Results showed a four-hour exposure to aerosol-delivered carbon nanoparticles impaired the integrity of the cells’ natural barrier when compared with before exposure.
Carbon nanoparticle exposure also significantly reduced both the activity of the CFTR gene and CFTR protein levels by about 40% relative to exposure to clean air. A significant reduction in the activity levels of two CF genetic modifiers — TMEM16A by 60% and TNFAIP3 by 70% — also was observed.
Genetic modifiers are genes or genetic variants that can increase or reduce the severity of a condition without necessarily causing the disease themselves. TMEM16A encodes a protein shown to be critical to CFTR’s presence in the cell membrane. Meanwhile, lower TNFAIP3 activity has been associated with worse lung function in CF patients.
Further analyses showed exposure to carbon nanoparticles also was associated with increased signs of oxidative stress, cell death, and DNA damage. This was assessed by the increased activity of genes linked to such processes.
Notably, “exposure to the nitrogen-air mixture alone did neither influence barrier integrity nor gene [activity], indicating that the observed effects are particle related,” the researchers wrote.

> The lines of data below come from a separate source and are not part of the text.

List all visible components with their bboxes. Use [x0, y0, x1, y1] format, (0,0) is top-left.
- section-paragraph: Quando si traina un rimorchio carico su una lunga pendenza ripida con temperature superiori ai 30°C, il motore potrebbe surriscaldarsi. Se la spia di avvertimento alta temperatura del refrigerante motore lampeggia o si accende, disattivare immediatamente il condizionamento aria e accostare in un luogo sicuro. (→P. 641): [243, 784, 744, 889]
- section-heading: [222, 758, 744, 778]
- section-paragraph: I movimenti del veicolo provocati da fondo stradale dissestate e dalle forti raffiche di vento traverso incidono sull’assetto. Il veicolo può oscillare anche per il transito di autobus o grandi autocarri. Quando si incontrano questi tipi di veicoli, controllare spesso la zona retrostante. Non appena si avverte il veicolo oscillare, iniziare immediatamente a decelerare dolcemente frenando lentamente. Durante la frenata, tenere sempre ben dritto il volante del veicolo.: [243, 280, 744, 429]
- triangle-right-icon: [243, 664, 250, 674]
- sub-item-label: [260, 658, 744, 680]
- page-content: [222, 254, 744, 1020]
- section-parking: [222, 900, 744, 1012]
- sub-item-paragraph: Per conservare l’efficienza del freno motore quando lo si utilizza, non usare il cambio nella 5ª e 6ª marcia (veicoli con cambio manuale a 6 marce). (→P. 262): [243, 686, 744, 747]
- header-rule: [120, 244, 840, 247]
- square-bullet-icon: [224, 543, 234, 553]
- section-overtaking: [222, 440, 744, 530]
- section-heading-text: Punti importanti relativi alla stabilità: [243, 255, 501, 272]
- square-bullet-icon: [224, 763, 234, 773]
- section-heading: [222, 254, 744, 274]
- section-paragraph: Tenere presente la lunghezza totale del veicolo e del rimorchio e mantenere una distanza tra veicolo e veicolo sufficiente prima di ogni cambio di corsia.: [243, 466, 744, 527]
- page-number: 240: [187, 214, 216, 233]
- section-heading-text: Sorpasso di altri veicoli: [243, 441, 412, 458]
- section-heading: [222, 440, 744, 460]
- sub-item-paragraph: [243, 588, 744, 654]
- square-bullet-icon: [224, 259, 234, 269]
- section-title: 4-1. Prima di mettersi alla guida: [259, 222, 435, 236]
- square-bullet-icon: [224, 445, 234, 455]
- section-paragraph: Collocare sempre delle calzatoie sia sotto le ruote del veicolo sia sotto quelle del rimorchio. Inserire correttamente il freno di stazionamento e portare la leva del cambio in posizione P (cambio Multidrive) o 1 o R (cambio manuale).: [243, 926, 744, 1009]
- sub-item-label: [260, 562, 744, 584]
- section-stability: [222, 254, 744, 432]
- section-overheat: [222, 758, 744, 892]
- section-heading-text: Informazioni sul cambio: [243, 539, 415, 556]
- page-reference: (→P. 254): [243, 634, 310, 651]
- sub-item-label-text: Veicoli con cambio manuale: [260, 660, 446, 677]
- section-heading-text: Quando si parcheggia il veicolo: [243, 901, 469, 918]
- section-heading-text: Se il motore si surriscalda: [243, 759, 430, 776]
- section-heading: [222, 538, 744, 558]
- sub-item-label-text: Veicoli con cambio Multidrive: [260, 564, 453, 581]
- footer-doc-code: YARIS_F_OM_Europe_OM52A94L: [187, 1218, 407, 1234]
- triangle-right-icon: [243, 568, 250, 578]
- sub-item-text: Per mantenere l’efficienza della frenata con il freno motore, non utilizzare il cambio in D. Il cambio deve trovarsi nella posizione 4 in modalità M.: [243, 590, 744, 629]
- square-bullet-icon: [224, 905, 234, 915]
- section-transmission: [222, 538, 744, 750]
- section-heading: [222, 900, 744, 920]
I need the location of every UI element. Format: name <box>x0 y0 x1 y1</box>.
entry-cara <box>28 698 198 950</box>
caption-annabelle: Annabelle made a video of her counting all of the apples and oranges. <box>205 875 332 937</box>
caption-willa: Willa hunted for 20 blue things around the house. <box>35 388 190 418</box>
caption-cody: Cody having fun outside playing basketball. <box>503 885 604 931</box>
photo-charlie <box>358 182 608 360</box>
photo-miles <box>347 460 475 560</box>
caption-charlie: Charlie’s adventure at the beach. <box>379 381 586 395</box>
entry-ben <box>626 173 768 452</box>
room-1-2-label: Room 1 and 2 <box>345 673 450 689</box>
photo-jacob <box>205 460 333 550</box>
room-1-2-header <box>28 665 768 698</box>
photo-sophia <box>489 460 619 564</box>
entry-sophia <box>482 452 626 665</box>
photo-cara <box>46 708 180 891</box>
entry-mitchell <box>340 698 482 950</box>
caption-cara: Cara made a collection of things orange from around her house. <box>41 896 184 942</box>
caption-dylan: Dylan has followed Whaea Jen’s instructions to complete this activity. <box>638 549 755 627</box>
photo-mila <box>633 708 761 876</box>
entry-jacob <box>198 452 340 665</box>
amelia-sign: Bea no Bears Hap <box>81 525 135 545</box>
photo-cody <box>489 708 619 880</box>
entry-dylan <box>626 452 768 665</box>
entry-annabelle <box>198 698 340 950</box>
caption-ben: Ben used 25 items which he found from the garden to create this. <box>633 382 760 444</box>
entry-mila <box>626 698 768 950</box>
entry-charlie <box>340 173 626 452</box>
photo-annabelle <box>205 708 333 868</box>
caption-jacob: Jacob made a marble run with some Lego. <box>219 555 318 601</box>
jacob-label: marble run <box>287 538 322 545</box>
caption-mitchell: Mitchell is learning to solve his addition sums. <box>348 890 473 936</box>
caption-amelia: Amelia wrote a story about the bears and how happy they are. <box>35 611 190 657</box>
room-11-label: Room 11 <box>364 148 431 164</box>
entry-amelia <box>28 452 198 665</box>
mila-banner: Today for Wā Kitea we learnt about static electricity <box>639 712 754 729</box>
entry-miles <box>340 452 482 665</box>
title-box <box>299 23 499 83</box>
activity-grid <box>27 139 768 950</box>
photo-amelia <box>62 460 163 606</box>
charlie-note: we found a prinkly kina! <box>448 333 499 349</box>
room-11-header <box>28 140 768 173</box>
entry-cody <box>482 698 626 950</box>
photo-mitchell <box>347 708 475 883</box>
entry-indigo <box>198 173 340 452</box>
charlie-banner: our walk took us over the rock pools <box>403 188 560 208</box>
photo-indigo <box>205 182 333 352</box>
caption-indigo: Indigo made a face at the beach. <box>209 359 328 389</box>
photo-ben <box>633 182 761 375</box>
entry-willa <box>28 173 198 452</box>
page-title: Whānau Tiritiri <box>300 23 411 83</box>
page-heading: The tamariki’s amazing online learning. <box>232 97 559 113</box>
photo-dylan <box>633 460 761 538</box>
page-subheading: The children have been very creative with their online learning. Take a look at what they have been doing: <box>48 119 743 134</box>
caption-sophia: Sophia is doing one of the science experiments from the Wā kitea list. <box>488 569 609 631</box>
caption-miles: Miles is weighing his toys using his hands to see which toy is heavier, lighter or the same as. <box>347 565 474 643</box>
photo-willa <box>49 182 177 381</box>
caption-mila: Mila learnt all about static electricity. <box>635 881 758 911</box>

These findings highlight that exposure to aerosol-delivered carbon nanoparticles reduces barrier integrity and CFTR protein levels, while promoting oxidative stress, DNA damage, and cell death in lab-grown human airway cells.
“These effects, due to environmental factors, might explain the development of different [clinical] severity in patients carrying the same CFTR mutation,” the team wrote.
Further studies are needed to confirm this association and understand the mechanisms behind carbon nanoparticle-induced reduced CFTR levels and increased cellular stress, damage, and death, the researchers noted.